Le Sénégal, pays de la teranga (« hospitalité » dans la langue wolof), patrie du président poète Léopold Sédar Senghor, terre des contrastes, kaléidoscope de paysages hypnotiques, est devenu un pays à l’agonie, sombrant dans le marasme économique sous les coups d’un dirigeant fourbe et clientéliste, transformé en dictateur ayant bafoué les espoirs du peuple qui l’a élu quelques années plutôt. Voilà le tableau que fait que le narrateur lorsqu’il retrouve son pays natal. Un homme qui, dès les premières pages, évoque avec nostalgie le beau Sénégal de son enfance, étendu sur les bords de l’Atlantique et dansant sur les rythmes de la tolérance. N’est-il pas d’une touchante naïveté comparé aux révolutionnaires qui animent le Mouvement des jeunes patriotes, groupe de militants pacifistes ? Cette naïveté se dissout pourtant rapidement au fil du roman, qui voit le jeune expatrié entrant en conflit avec les instances au pouvoir.
Tel un reporter, son auteur, Abdou Diagne, décrit le quotidien du peuple, témoigne de la souffrance des petites gens et délivre un message à l’ardeur sociopolitique empreint d’espoir. Dans ce monde étranglé par un pouvoir autoritaire adepte de la coercition, il fait entrer en scène la belle Thiaré.

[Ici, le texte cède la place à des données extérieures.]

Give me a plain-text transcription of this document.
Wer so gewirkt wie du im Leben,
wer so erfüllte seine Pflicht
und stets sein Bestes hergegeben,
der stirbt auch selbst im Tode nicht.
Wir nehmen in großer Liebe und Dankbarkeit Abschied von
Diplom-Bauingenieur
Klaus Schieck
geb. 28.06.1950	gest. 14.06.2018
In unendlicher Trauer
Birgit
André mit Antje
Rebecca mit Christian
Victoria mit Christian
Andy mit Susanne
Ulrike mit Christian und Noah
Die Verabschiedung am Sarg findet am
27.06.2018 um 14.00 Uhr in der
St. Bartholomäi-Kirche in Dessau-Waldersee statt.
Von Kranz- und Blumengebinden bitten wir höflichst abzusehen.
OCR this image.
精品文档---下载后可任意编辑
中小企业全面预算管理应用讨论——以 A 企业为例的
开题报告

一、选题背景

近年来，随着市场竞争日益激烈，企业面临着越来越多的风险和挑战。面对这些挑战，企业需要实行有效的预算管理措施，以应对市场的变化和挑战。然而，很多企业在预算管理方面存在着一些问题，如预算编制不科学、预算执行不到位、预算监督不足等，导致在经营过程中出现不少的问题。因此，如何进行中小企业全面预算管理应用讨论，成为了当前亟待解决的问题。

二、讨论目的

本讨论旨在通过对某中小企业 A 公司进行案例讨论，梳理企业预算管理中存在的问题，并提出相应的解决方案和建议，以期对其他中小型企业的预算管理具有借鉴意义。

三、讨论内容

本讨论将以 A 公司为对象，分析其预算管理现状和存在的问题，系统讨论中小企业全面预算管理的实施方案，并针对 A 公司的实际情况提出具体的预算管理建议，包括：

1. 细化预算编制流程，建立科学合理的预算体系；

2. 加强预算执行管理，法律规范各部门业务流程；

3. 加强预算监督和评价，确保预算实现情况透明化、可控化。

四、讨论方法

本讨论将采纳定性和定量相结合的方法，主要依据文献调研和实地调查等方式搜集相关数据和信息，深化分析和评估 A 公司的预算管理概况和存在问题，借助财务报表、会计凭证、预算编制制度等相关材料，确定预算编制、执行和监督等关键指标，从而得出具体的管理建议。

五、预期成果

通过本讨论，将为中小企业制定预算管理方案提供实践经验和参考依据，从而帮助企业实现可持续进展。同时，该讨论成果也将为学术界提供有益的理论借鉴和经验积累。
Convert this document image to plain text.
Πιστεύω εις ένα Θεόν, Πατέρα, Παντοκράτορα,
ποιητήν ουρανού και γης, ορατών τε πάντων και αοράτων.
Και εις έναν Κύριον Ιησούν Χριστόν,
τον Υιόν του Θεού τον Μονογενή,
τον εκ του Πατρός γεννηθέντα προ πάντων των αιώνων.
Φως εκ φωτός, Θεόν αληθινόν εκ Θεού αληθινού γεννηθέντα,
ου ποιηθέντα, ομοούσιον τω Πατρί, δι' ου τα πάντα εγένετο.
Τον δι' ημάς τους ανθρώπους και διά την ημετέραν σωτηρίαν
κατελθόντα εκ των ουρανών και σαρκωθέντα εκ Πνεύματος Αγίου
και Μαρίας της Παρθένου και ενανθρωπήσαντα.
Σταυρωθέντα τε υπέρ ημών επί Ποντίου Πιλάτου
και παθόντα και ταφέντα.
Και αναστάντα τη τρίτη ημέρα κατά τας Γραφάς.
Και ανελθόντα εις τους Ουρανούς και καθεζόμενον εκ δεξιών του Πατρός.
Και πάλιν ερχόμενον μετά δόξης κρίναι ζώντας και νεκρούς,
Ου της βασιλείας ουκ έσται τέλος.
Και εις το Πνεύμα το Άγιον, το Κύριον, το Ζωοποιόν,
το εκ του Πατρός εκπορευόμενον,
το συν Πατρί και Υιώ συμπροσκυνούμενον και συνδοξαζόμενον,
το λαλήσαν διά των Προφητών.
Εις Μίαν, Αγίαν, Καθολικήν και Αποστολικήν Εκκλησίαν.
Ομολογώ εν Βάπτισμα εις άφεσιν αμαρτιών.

Sublime Madone, reine moderne, intellectuelle guerrière, allégorie généreuse et spirituelle, elle est décrite amoureusement et avec lyrisme dans son désir de justice et de démocratie pour tous ses compatriotes.
Elle pourrait être la réincarnation d’Aline Sitoé Diatta, ou de Ndatté Yalla, figures emblématiques de la période coloniale sénégalaise, qui ont, jusqu’à la mort, combattu pour la liberté de leur pays.
Thiaré, fascinante héroïne et martyre, est déterminée à métamorphoser un monde sombre dont les ténèbres n’arrivent pas à endiguer son optimisme et son utopisme. Chaque intonation de sa voix mène la contestation, dirige la foule. Elle est le symbole du courage, incarne la force de la non-violence dans ce Sénégal de la désillusion. Ses propos cohérents, prophétiques, reflètent le sursaut d’orgueil d’une Afrique qui « en a marre ! »
Disons-le, Les Larmes d’une martyre est une véritable œuvre de politique-fiction dans un Sénégal bien réel, qui durant l’élection présidentielle de 2012, a vu le pays sombrer dans la violence. Complots, assassinats, tentatives d’intimidation, représailles. Et si tout était vrai ? L’ouvrage décrit avec impétuosité le nouveau combat d’un continent pris en otage par ses dirigeants pratiquant l’enrichissement occulte et le pillage de ses ressources.
Difficile d’oublier, dans ce texte touchant, la jeunesse qui souffre et ne peut espérer des lendemains meilleurs, car sacrifiée sur l’autel du chômage et de l’opportunisme des politiciens. Ni la misère émanant des petites habitations surplombées par les villas luxueuses d’hommes d’État pitoyables, ou la tendre histoire d’amour rassurante d’humanité.
Après Retour au pays, entre rêve et cauchemar, publié en 2010 par la Société des écrivains, Abdou Diagne signe une œuvre qui interpelle et revendique une littérature « nouvelle », « moderne », puisant dans l’héritage négro-africain et l’inspiration hugolienne. L’auteur, diplômé en sciences politiques et en sociologie, blogueur, poète influencé par les auteurs romantiques et ceux des Lumières, reste un fils spirituel de la négritude. Dans Les Larmes d’une martyre, il a visiblement rempli son contrat. Au-delà du message politique, il s’impose comme l’un des rares auteurs sénégalais à donner une place véritable à la femme, lui adjugeant un pouvoir décisionnaire central. Il était temps !
Abdou Diagne, un Africain, un Sénégalais, un patriote, un humaniste, un écrivain engagé, et, pourquoi pas, un homme féministe ? À méditer.
Les larmes d’une martyre, Abdou Diagne, Éd. L’Harmattan, 2012, 202 p., 20 euros.